Given that it has returned to within pennies of its own all-time closing high, McDonald's doesn't seem like much of a disappointment. But with its flat share-price performance over the past year, the fast-food giant has lagged behind the Dow Jones Industrials by about 15 percentage points, and sluggish growth prospects have been largely to blame for the underperformance. One particularly large source of concern is that even as the U.S. economy has been doing better than its counterparts in Europe and elsewhere around the world, McDonald's U.S. results have been worse than its overall figures: U.S. same-store sales fell 1.7% in the first quarter of 2014 even as comps in Europe and the Asia-Pacific region posted gains. With investors expecting only single-digit growth rates in earnings for the foreseeable future, McDonald's will have an increasingly difficult time justifying share-price multiples if it can't accelerate its profit gains in future years.

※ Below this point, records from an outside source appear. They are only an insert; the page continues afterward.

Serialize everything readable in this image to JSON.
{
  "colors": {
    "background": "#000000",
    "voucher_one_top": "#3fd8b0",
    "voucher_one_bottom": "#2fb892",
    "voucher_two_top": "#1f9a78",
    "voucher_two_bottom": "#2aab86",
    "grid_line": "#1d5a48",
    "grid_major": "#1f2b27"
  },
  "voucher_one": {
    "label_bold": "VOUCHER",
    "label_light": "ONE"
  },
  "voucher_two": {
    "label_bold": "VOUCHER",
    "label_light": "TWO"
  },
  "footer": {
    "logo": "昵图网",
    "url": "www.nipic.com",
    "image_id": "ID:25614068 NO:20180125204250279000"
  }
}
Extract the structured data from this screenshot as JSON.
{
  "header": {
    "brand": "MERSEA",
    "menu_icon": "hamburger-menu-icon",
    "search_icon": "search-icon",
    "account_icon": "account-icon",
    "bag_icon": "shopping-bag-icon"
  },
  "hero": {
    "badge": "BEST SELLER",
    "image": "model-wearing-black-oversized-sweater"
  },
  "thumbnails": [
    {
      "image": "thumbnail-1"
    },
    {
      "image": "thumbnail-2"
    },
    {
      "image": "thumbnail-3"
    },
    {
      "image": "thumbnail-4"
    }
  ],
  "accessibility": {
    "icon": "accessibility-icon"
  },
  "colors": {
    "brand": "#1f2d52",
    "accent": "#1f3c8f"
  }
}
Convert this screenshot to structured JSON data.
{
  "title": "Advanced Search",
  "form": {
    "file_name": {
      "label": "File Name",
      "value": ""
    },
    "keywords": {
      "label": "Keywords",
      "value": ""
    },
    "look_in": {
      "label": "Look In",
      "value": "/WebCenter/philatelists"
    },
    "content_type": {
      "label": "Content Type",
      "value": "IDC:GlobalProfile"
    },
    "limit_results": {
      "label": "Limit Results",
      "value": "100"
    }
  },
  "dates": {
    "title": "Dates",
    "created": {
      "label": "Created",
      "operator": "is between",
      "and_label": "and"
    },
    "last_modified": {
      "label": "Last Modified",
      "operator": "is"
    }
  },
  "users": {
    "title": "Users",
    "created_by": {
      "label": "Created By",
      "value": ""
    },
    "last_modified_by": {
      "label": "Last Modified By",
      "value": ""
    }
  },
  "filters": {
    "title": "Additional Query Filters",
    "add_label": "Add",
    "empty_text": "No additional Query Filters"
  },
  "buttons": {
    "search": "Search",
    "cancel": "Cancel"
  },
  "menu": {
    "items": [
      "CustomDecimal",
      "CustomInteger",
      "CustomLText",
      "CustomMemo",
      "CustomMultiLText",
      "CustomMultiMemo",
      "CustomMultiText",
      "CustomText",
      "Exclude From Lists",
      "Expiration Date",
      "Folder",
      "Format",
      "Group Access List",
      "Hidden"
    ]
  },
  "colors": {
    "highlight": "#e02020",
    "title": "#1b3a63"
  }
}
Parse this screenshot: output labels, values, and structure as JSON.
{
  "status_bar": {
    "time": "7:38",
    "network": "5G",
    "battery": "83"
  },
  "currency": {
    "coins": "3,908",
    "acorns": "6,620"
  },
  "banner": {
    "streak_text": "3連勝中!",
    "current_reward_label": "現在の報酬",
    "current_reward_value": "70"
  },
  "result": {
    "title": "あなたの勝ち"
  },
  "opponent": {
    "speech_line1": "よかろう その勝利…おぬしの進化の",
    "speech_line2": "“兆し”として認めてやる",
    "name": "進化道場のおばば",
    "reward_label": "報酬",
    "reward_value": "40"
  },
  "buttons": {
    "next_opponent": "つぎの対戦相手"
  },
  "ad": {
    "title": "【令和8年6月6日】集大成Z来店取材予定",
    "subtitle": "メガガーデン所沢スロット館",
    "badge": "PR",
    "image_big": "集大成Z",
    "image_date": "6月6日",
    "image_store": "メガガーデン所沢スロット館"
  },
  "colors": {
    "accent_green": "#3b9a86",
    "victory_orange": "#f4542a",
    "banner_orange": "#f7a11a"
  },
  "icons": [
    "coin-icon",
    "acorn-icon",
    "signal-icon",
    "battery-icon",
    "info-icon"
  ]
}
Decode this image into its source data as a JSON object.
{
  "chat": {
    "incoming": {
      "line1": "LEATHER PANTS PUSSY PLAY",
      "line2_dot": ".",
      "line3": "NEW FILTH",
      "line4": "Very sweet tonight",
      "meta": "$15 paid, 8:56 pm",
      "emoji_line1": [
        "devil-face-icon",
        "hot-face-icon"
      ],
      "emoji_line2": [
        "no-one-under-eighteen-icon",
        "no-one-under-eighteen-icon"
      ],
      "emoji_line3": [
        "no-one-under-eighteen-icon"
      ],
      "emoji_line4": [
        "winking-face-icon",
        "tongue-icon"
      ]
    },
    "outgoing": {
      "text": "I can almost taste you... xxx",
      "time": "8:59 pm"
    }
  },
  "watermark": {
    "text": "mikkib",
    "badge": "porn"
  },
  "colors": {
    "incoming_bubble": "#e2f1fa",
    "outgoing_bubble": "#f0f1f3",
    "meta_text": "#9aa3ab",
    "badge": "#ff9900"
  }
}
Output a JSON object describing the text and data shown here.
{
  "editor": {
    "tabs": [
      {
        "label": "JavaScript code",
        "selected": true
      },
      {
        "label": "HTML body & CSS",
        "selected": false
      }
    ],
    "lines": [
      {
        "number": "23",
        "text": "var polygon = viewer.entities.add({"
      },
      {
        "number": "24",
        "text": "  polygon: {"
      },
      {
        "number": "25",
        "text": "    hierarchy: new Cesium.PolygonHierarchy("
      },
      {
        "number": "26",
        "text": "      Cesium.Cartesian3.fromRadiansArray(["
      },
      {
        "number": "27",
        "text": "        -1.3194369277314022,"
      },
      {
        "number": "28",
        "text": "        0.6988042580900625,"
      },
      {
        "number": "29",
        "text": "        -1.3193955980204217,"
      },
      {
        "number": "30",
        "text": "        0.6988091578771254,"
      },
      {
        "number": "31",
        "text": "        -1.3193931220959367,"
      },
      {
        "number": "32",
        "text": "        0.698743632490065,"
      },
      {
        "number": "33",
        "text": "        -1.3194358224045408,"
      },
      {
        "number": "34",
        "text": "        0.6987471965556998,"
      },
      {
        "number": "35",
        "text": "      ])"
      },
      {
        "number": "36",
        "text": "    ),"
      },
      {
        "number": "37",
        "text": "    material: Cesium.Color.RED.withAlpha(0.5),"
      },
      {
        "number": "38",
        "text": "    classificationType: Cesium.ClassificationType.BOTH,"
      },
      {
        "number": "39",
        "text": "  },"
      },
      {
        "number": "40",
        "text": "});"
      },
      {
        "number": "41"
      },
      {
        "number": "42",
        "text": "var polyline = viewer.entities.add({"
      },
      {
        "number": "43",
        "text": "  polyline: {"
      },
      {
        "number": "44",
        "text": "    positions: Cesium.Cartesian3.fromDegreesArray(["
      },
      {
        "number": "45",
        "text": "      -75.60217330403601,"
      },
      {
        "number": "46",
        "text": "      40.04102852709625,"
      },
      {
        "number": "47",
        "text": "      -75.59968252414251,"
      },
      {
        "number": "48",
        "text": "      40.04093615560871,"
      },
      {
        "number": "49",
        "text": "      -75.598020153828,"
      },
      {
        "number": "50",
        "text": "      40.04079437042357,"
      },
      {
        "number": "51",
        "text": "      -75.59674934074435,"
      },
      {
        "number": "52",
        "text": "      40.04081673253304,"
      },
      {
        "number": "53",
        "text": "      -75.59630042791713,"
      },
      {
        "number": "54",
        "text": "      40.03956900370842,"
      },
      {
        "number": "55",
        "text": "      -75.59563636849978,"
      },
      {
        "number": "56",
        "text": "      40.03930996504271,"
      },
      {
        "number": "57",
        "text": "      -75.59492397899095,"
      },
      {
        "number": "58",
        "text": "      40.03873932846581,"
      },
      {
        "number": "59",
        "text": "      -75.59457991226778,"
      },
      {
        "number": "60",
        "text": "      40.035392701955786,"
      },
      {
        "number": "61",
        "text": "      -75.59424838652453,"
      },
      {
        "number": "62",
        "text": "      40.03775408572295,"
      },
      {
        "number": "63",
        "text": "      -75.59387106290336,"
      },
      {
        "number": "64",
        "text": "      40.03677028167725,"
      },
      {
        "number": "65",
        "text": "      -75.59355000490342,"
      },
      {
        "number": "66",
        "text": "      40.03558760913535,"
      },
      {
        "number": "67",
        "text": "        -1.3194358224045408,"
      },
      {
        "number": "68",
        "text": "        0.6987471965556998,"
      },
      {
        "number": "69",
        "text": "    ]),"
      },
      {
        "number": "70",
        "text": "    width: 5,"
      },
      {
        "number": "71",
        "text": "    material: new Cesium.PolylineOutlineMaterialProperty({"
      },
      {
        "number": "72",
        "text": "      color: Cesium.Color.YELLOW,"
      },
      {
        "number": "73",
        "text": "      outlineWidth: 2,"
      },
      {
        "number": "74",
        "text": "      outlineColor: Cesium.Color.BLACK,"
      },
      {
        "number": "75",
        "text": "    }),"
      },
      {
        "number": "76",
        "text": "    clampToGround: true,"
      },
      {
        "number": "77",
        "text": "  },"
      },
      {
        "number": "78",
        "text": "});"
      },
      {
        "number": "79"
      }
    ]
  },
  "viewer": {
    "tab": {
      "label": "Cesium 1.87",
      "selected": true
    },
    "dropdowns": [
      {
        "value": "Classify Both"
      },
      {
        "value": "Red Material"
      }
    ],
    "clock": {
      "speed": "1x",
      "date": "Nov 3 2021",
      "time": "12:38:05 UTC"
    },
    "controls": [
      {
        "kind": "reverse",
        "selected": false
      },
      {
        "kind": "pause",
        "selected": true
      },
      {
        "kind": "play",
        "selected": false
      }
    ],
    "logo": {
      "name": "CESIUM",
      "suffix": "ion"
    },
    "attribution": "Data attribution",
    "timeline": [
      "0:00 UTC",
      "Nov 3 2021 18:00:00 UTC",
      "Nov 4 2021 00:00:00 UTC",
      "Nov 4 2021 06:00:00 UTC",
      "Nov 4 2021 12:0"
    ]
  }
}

Coca-Cola faces similar issues, with U.S. soda consumption on the decline both in the sugary and diet categories. For a long while now, Coca-Cola's opportunity in the U.S. has been on the still-beverage side of the business, with tea, sports drinks, juice, and flavored waters delivering better performance than the company's namesake carbonated beverage. Internationally, though, Coca-Cola has seen its business hold up better, with China enjoying 6% better soda volume on 12% total-volume growth during this year's first quarter. Russia and Brazil also posted gains, and Coca-Cola has relied on high-profile sporting events such as the Winter Olympics in Russia and the upcoming World Cup and Summer Olympics in Brazil to further its marketing aims. Still, with the stock making essentially no gains since mid-2012, Coca-Cola needs to reawaken its growth engines if it wants to get back into favor with investors.

Slow-growth stocks often lag the Dow Jones Industrials during bull markets. The key, though, is assessing whether Coca-Cola and McDonald's are so expensive that they won't provide the downside protection investors count on from their shares. If not, you could have even greater disappointment from the two Dow components in future.